U.S. President Barack Obama’s decision to beef up the nation’s territorial missile shield could reassure U.S. allies who feel increasingly threatened by North Korea’s bellicose behavior while blunting congressional critics who want to see more investment in missile defense.

But the protective rationale for installing 14 new interceptors in Alaska, at a cost of some $1 billion, is not convincing, unless one believes North Korea will have the capability — and the inclination — to mount an attack involving a dozen or more nuclear-tipped ICBMs at the United States within the next decade.

The current U.S. territorial shield, known as the Ground-based Midcourse Defense (GMD) system, includes 30 interceptors: 26 at Fort Greely, Alaska, and four at Vandenberg Air Force Base, Calif. The system is intended to defend against a limited, desperation strike by a so-called rogue state like North Korea.

Though the system has a spotty track record in testing, it’s probably fair to assume that it provides some degree of protection — something being better than nothing at all. But setting aside the nagging question of whether North Korea’s government — or Iran’s, for that matter — would even contemplate launching an attack that would ensure its own demise, it is far from clear how increasing the number interceptors along the U.S. Pacific Coast from 30 to 44 will provide a commensurate degree of added protection.

There of course can be little doubt that North Korea represents a threat to the United States and some of its allies, most notably South Korea and Japan. The danger is measurable in the fact that Pyongyang in the last several months has launched a satellite into orbit, strongly suggesting it is close to mastering ICBM technology, and detonated a nuclear device for the third time. It is only prudent to assume North Korea is working on putting the two technologies together and eventually will have a long-range nuclear-strike capability. It’s also true that diplomatic efforts to curb North Korea’s nuclear ambitions, or to get Pyongyang to behave somewhat responsibly, have failed miserably.

But to the extent that the GMD system works, 30 interceptors should be more than sufficient to address any realistic near- or medium-term attack scenarios involving North Korea. As for long-term protection, the Pentagon would be better off investing its increasingly scarce resources in qualitative rather than quantitative improvements, such as better discrimination between targets and decoys, new kill vehicles or higher-speed interceptors.

To help cover the cost of its GMD expansion, the White House will divert funds from an effort to develop a new interceptor dubbed Standard Missile 3-Block 2B, which was intended for installation in Europe to help protect U.S. territory from an Iranian strike.
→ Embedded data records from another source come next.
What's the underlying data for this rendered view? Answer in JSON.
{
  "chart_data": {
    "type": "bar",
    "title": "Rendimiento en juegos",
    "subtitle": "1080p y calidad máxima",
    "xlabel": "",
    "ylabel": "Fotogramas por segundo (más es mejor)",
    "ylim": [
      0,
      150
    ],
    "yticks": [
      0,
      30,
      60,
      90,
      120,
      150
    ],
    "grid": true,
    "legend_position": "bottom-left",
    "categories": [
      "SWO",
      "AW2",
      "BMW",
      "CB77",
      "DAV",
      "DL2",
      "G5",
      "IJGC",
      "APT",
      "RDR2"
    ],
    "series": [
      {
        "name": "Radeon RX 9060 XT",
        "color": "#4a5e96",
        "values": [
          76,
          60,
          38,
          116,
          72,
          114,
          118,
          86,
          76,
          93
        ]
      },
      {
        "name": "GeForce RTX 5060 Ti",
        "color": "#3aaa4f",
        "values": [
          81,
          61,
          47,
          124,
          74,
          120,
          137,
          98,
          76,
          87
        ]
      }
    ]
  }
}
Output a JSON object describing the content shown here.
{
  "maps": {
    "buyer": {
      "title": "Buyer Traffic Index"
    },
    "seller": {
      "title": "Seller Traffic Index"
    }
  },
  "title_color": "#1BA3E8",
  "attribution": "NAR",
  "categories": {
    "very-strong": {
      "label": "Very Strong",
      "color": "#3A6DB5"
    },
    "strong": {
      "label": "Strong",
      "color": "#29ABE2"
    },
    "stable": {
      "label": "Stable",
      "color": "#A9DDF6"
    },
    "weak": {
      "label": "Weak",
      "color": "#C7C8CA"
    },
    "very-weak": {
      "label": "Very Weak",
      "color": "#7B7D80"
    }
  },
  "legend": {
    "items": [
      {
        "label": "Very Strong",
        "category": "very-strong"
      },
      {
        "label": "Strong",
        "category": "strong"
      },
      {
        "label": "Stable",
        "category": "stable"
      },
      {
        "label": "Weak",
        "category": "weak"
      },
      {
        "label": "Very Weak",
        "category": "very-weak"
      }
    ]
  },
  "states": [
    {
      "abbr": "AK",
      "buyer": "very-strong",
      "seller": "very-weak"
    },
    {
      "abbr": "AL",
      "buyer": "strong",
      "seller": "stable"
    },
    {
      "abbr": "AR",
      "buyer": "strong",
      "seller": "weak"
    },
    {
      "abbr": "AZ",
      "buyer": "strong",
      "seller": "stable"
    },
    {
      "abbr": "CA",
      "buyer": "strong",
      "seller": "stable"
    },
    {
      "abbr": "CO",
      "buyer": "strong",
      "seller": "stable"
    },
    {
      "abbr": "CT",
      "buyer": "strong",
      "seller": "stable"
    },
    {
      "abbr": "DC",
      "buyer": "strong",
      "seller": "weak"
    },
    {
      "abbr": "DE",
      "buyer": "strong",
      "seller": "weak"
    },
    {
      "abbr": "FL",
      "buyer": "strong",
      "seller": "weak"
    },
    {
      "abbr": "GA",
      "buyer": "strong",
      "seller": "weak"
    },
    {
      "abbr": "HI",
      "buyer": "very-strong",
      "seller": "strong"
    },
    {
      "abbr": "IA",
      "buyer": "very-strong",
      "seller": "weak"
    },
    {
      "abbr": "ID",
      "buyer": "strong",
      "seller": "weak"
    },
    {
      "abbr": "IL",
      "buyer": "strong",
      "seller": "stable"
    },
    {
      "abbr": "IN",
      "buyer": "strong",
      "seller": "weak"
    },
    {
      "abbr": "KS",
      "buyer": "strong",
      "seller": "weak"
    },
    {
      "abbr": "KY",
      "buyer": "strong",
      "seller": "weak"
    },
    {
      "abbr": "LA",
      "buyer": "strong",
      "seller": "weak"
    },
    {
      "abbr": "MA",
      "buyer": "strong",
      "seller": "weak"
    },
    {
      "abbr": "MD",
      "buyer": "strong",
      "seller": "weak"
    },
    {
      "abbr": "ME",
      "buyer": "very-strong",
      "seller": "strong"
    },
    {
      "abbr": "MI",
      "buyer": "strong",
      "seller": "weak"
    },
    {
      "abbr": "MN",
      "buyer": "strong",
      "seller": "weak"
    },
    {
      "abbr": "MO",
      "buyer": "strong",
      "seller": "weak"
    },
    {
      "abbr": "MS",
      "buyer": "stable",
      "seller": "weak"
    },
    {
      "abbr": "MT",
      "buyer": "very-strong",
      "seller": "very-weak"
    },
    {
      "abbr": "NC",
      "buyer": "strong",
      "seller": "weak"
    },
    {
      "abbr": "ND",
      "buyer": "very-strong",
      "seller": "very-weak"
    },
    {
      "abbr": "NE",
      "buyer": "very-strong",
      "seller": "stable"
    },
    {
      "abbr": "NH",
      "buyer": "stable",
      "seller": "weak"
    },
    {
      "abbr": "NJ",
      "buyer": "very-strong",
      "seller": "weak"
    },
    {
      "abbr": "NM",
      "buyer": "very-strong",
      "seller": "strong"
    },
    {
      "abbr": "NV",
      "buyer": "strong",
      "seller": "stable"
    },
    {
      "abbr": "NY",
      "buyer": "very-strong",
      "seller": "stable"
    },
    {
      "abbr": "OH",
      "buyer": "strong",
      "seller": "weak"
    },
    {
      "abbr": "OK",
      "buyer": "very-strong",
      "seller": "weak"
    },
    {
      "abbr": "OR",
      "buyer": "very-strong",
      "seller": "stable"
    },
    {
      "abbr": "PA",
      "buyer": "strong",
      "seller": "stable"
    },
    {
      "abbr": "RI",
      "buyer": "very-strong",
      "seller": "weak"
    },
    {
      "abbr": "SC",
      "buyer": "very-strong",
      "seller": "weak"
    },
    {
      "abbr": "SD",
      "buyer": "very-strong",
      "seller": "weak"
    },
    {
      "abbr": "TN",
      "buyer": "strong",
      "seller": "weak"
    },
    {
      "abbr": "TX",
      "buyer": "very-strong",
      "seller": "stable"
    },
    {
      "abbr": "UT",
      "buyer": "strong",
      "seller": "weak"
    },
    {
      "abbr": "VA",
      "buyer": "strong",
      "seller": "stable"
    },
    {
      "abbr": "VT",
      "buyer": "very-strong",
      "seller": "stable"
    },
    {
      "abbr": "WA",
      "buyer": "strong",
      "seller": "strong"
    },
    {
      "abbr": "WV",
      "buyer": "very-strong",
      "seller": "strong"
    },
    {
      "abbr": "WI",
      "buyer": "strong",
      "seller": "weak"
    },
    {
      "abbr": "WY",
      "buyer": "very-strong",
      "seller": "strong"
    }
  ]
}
While it’s difficult to envision a scenario under which Iran would attack the United States, the Islamic republic’s demonstrated satellite launching capability, coupled with its nuclear ambitions, is cause for grave concern.

According to the U.S. Government Accountability Office, however, Europe-deployed Block 2B interceptors would not effectively enhance the U.S. territorial shield against Middle Eastern threats. That report, which cited the Pentagon’s own analyses, echoed a National Research Council study released last fall that said a much better option would be to place high-speed interceptors at a site near the U.S. East Coast.

Given these findings, the decision to restructure the Block 2B program, which Congress wasn’t supporting in any event, is justified. So are the decisions to install another missile tracking radar in Japan and to assess the environmental impact of a third interceptor site in the United States, possibly along the East Coast, as mandated by Congress.

But expanding GMD interceptor deployments in Alaska won’t address the Iranian threat any better than the Block 2B. The National Research Council report cast serious doubt on the GMD system’s ability to protect the eastern United States from threats in the Middle East. The reasons are related to the distance the interceptors would have to cover, rather than the number available.

The GMD was hurried into place to address what many U.S. government officials viewed as an urgent threat, primarily from North Korea. That threat obviously isn’t going away — in terms of capability, it is growing. But now that a rudimentary capability is in place, the investment focus should be on qualitative enhancements to the existing system and on technologies that could lead to dramatic improvements a decade from now. A nearly 50 percent increase in the number of deployed interceptors provides a measurable indicator of the White House’s commitment to missile defense, but whether that translates into a corresponding boost in U.S. or allied security is another question entirely.